Buttercream icings can be very smooth. It depends on what kind of buttercream you are making and whether the fats are at the necessary temperature when to make it. They might be grainy if you use the wrong type of sugar, or have lumps of unblended fat because it was too firm or not blended long enough.

What kind of buttercream do professionals use? ›

Also more simply known as Swiss Buttercream, this buttercream is popular amongst the professionals. It is more difficult and time-consuming to create than American Buttercream, but it's silky smooth and light texture makes it worth the extra effort.

What is the best buttercream in the world? ›

Swiss meringue buttercream is a favorite among many cake decorators because of its smooth finish on the outside cakes and its ability to hold piping detail.

What buttercream holds up best? ›

Because Italian buttercream is made with Italian meringue, it's a lot lighter in color than most buttercreams and it looks almost white against a dark chocolate cake. It also holds up pretty well in warmer temperatures, so if you're planning a summer party outside, this is your go-to buttercream.

What happens if you don't refrigerate buttercream frosting? ›

In general, American buttercream can last for days out of the fridge but can be refrigerated to prolong freshness. Other buttercreams that contain eggs, whipped cream, or cream cheese, should not be left at room temperature for long periods of time.

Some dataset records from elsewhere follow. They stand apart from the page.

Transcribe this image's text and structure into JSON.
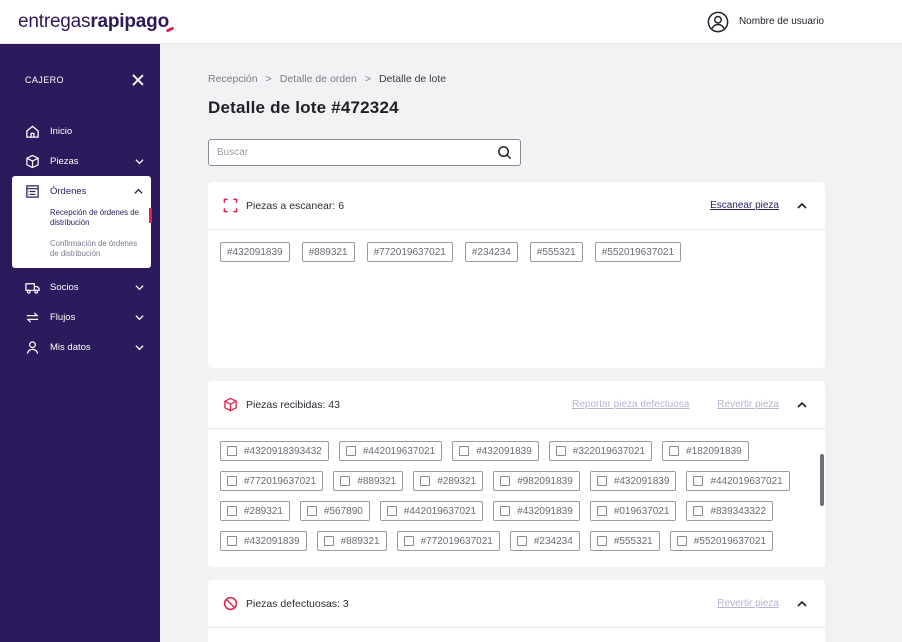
{
  "header": {
    "logo_regular": "entregas",
    "logo_bold": "rapipago",
    "user_name": "Nombre de usuario"
  },
  "sidebar": {
    "role": "CAJERO",
    "items": [
      {
        "label": "Inicio"
      },
      {
        "label": "Piezas"
      },
      {
        "label": "Órdenes",
        "sub": [
          "Recepción de órdenes de distribución",
          "Confirmación de órdenes de distribución"
        ]
      },
      {
        "label": "Socios"
      },
      {
        "label": "Flujos"
      },
      {
        "label": "Mis datos"
      }
    ]
  },
  "breadcrumb": [
    "Recepción",
    ">",
    "Detalle de orden",
    ">",
    "Detalle de lote"
  ],
  "page_title": "Detalle de lote #472324",
  "search": {
    "placeholder": "Buscar"
  },
  "colors": {
    "brand": "#2b1a5c",
    "accent": "#e0214b"
  },
  "panels": {
    "to_scan": {
      "title": "Piezas a escanear: 6",
      "action": "Escanear pieza",
      "items": [
        "#432091839",
        "#889321",
        "#772019637021",
        "#234234",
        "#555321",
        "#552019637021"
      ]
    },
    "received": {
      "title": "Piezas recibidas: 43",
      "action_report": "Reportar pieza defectuosa",
      "action_revert": "Revertir pieza",
      "items": [
        "#4320918393432",
        "#442019637021",
        "#432091839",
        "#322019637021",
        "#182091839",
        "#772019637021",
        "#889321",
        "#289321",
        "#982091839",
        "#432091839",
        "#442019637021",
        "#289321",
        "#567890",
        "#442019637021",
        "#432091839",
        "#019637021",
        "#839343322",
        "#432091839",
        "#889321",
        "#772019637021",
        "#234234",
        "#555321",
        "#552019637021"
      ]
    },
    "defective": {
      "title": "Piezas defectuosas: 3",
      "action_revert": "Revertir pieza"
    }
  }
}
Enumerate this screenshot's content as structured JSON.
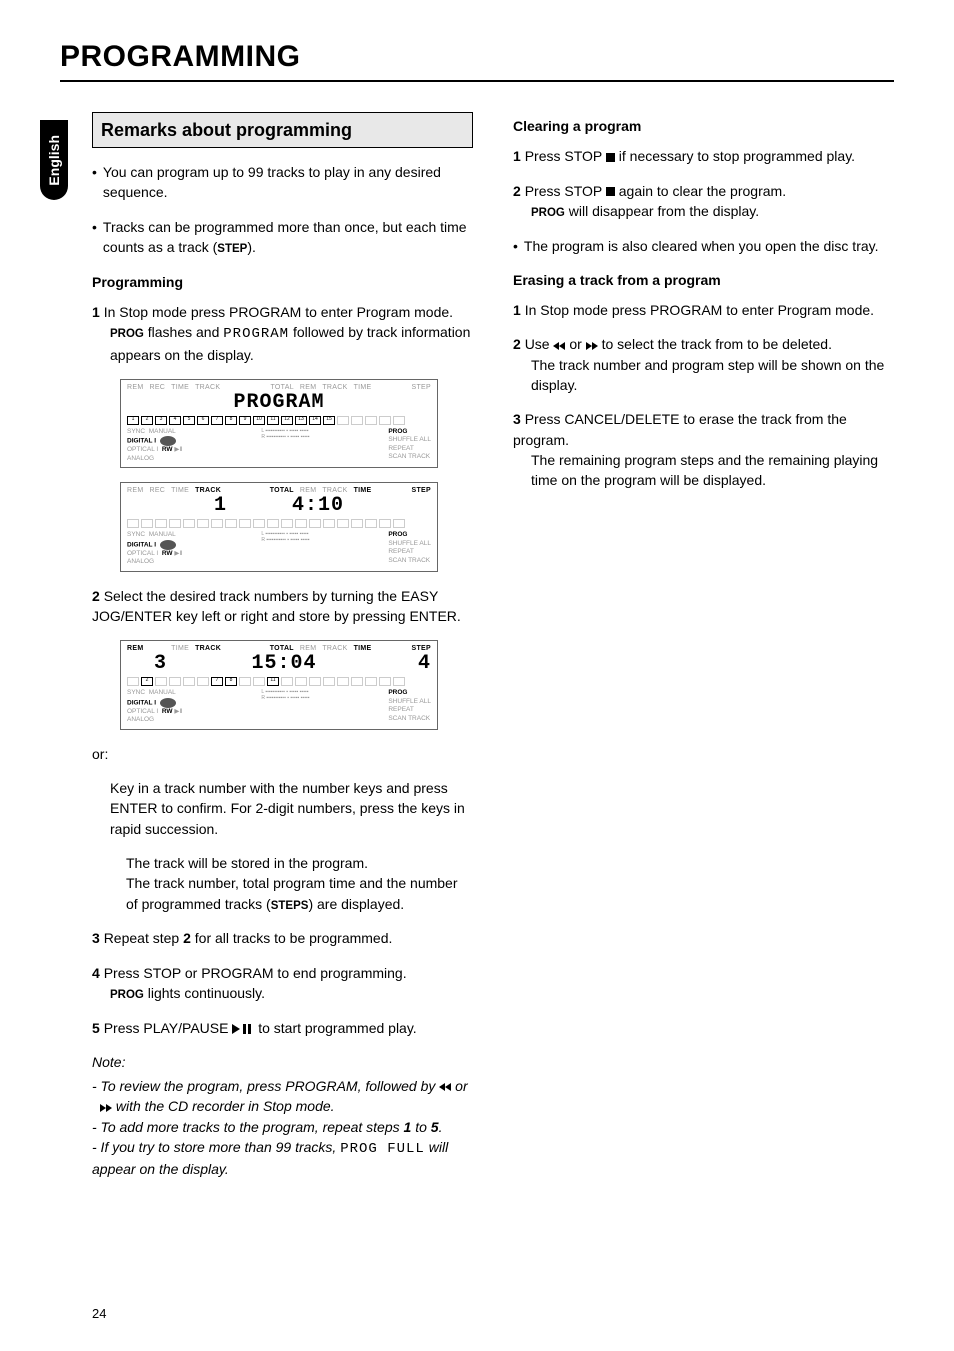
{
  "chapter_title": "PROGRAMMING",
  "lang_tab": "English",
  "page_number": "24",
  "left": {
    "section_heading": "Remarks about programming",
    "bullet1_a": "You can program up to 99 tracks to play in any desired sequence.",
    "bullet2_a": "Tracks can be programmed more than once, but each time counts as a track (",
    "bullet2_b": "STEP",
    "bullet2_c": ").",
    "subhead": "Programming",
    "s1_num": "1",
    "s1_a": "In Stop mode press PROGRAM to enter Program mode.",
    "s1_b": "PROG",
    "s1_c": " flashes and ",
    "s1_d": "PROGRAM",
    "s1_e": " followed by track information appears on the display.",
    "s2_num": "2",
    "s2_a": "Select the desired track numbers by turning the EASY JOG/ENTER key left or right and store by pressing ENTER.",
    "or_label": "or:",
    "or_a": "Key in a track number with the number keys and press ENTER to confirm. For 2-digit numbers, press the keys in rapid succession.",
    "or_b": "The track will be stored in the program.",
    "or_c": "The track number, total program time and the number of programmed tracks (",
    "or_d": "STEPS",
    "or_e": ") are displayed.",
    "s3_num": "3",
    "s3_a": "Repeat step ",
    "s3_b": "2",
    "s3_c": " for all tracks to be programmed.",
    "s4_num": "4",
    "s4_a": "Press STOP or PROGRAM to end programming.",
    "s4_b": "PROG",
    "s4_c": " lights continuously.",
    "s5_num": "5",
    "s5_a": "Press PLAY/PAUSE ",
    "s5_b": " to start programmed play.",
    "note_label": "Note:",
    "note1_a": "- To review the program, press PROGRAM, followed by ",
    "note1_b": " or ",
    "note1_c": " with the CD recorder in Stop mode.",
    "note2_a": "- To add more tracks to the program, repeat steps ",
    "note2_b": "1",
    "note2_c": " to ",
    "note2_d": "5",
    "note2_e": ".",
    "note3_a": "- If you try to store more than 99 tracks, ",
    "note3_b": "PROG FULL",
    "note3_c": " will appear on the display."
  },
  "right": {
    "clearing_head": "Clearing a program",
    "c1_num": "1",
    "c1_a": "Press STOP ",
    "c1_b": " if necessary to stop programmed play.",
    "c2_num": "2",
    "c2_a": "Press STOP ",
    "c2_b": " again to clear the program.",
    "c2_c": "PROG",
    "c2_d": " will disappear from the display.",
    "c3_a": "The program is also cleared when you open the disc tray.",
    "erasing_head": "Erasing a track from a program",
    "e1_num": "1",
    "e1_a": "In Stop mode press PROGRAM to enter Program mode.",
    "e2_num": "2",
    "e2_a": "Use ",
    "e2_b": " or ",
    "e2_c": " to select the track from to be deleted.",
    "e2_d": "The track number and program step will be shown on the display.",
    "e3_num": "3",
    "e3_a": "Press CANCEL/DELETE to erase the track from the program.",
    "e3_b": "The remaining program steps and the remaining playing time on the program will be displayed."
  },
  "lcd": {
    "top_labels": [
      "REM",
      "REC",
      "TIME",
      "TRACK",
      "TOTAL",
      "REM",
      "TRACK",
      "TIME"
    ],
    "right_labels": [
      "",
      "STEP"
    ],
    "bottom_left": [
      "SYNC",
      "MANUAL",
      "DIGITAL I",
      "OPTICAL I",
      "ANALOG",
      "RW"
    ],
    "bottom_right": [
      "PROG",
      "SHUFFLE   ALL",
      "REPEAT",
      "SCAN   TRACK"
    ],
    "panel1_main": "PROGRAM",
    "panel2_main_a": "1",
    "panel2_main_b": "4:10",
    "panel3_main_a": "3",
    "panel3_main_b": "15:04",
    "panel3_step": "4"
  }
}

What kind of frosting doesn't need to be refrigerated? ›

American buttercream recipes (made from whipped butter, heavy cream, and confectioner's sugar) are technically not shelf stable, but they can be kept at room temperature in an airtight container.

Does chocolate cake with frosting need to be refrigerated? ›

Should You Refrigerate Cake? You should avoid refrigeration in most cases. Unless your cake features perishable materials that could spoil—like cream frosting, fresh fruit, ice cream, mascarpone, or whipped cream—it's actually better off at room temperature.

Do I need to refrigerate cupcakes with buttercream frosting? ›

The good news for such events is that buttercream cupcakes can stay out at room temperature for two days. You should only turn to the fridge if you've used frosting with dairy or eggs, and this is for food safety reasons. In fact, it's actually not a good idea to refrigerate frosted cupcakes.